On the weekends, they often went on walks through the forests, exploring the wilderness and surrounding areas. Beatrice would become fascinated with the trees, because they weren’t trees at all, they were rivers; short, vertical rivers, and she would swim in them sometimes. The water was sparkling and clear; bubbles would float up from her mouth as a grin spreads across her face.
She spins around in the crystal water, looking up at Felix. He is sitting outside the water, on some rocks, and his body is glistening. She watches him dry off, and she finds herself getting warm as she watches his muscles twist and flex. She flips back over and descends deeper into the river, oohing and aahing over shiny rocks embedded in the soil. She reaches out and grabs a fistful of them.

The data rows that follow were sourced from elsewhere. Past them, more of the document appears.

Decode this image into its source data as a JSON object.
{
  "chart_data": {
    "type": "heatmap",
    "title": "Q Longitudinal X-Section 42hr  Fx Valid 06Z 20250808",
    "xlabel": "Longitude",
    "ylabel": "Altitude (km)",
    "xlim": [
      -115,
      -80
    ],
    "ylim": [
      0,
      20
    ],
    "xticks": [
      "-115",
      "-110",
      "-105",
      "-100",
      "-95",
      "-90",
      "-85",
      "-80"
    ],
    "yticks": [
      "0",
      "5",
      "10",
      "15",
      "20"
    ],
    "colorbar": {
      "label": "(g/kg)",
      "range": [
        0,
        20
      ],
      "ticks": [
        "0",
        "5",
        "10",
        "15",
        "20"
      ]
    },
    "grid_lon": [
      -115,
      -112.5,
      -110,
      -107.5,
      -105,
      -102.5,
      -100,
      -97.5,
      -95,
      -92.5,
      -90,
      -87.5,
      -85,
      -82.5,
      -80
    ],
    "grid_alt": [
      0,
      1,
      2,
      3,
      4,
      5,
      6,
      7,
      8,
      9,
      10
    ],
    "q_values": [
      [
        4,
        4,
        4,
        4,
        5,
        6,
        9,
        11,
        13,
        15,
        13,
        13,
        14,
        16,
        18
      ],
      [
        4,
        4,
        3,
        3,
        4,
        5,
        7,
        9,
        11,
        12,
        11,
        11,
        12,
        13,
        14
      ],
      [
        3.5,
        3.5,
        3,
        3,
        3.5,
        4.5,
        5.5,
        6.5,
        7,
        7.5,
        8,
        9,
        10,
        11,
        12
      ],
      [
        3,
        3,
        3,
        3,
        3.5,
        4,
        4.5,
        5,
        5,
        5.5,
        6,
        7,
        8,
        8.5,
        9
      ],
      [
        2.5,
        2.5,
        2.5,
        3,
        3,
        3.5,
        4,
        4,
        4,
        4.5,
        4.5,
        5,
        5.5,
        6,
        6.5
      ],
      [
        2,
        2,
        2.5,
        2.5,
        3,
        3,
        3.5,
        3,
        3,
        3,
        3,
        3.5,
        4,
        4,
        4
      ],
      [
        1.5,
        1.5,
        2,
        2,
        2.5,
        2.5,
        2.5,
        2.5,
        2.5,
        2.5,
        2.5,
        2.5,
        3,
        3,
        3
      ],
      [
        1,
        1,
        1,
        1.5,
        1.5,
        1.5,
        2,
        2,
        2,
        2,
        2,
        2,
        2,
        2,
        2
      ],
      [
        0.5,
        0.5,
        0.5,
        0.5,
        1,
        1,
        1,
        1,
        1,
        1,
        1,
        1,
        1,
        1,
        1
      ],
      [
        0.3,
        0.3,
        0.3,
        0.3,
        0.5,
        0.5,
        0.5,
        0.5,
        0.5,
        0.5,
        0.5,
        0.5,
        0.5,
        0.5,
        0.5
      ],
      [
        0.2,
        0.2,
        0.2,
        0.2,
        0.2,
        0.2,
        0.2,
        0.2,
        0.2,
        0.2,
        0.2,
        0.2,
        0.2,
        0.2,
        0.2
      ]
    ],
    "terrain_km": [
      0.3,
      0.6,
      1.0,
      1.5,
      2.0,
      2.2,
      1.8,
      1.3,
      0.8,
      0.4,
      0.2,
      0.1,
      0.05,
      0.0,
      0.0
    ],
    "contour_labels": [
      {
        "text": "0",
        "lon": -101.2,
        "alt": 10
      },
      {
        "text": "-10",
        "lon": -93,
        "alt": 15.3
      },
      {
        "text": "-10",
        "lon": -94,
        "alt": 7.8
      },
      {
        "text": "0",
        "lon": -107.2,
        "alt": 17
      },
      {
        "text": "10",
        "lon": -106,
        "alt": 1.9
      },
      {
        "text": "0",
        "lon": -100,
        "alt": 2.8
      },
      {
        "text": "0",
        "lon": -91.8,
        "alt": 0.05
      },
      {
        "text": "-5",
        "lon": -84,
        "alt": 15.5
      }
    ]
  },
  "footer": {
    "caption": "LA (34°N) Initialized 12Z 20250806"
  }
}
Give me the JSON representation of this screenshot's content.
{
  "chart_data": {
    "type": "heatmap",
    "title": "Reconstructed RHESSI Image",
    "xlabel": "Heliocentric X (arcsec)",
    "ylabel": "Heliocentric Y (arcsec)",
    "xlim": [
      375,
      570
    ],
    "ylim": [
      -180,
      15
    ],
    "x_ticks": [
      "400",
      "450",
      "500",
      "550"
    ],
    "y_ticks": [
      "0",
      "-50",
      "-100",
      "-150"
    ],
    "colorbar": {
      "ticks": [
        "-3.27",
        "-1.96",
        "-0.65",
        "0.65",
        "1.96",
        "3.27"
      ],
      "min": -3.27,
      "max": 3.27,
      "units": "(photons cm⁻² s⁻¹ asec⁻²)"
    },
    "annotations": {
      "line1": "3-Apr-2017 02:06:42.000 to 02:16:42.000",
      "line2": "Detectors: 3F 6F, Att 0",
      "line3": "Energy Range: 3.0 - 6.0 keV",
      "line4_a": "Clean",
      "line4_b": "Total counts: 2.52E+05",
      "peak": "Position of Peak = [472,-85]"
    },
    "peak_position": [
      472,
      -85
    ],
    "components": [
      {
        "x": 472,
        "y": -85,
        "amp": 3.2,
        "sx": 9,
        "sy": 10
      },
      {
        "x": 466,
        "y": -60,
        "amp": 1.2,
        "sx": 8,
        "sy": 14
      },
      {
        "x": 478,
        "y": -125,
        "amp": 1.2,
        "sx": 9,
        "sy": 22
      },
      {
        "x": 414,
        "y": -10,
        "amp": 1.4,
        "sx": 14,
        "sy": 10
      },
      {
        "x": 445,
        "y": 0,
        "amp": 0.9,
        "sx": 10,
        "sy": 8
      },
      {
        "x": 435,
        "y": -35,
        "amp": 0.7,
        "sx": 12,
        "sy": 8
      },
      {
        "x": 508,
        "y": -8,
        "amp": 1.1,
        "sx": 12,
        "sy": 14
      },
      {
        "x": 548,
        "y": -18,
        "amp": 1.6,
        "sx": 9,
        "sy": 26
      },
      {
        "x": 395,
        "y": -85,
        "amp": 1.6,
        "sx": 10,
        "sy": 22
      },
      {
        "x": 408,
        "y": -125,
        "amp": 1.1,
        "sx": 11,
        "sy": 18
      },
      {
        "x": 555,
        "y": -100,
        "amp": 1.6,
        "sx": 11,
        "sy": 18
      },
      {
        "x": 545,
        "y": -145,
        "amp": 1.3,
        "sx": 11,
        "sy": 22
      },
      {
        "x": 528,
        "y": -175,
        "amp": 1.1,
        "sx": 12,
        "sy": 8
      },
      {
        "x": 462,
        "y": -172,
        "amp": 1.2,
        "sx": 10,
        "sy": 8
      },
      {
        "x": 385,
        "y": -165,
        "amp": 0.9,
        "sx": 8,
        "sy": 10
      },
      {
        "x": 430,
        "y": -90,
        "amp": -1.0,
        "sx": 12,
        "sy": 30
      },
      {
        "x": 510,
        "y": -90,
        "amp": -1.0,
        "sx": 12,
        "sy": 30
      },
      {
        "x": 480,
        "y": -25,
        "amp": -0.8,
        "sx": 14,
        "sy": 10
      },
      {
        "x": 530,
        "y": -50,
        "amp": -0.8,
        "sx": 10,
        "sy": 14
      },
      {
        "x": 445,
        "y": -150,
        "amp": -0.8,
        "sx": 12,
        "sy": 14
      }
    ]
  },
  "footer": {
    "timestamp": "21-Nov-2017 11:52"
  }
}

They melt in her hand. They turn to white sludge. She wrinkles her brow and then something grabs her by the neck from behind, shaking her like a cheap doll. The water slides away and she is suspended in space, held up by this massive hand. Twisting, shouting, wriggling, screaming, she tries to see what is holding her but she cannot. All she can hear is uproarious laughter. Below her, the river bed is completely dry; fish lie dead, staring at her. The rocks and the sand have all melted, and slowly they form a new river. This new river is darker than the last one. The water is not sparkling and clear.
She is thrust into this new river, held under its dark waters, and she gives up fighting, she surrenders. When she goes limp, she is held for one more second and then let go, the water picking her up and rushing her along to wherever it is she is supposed to be. Assuming, of course, that she is supposed to be anywhere.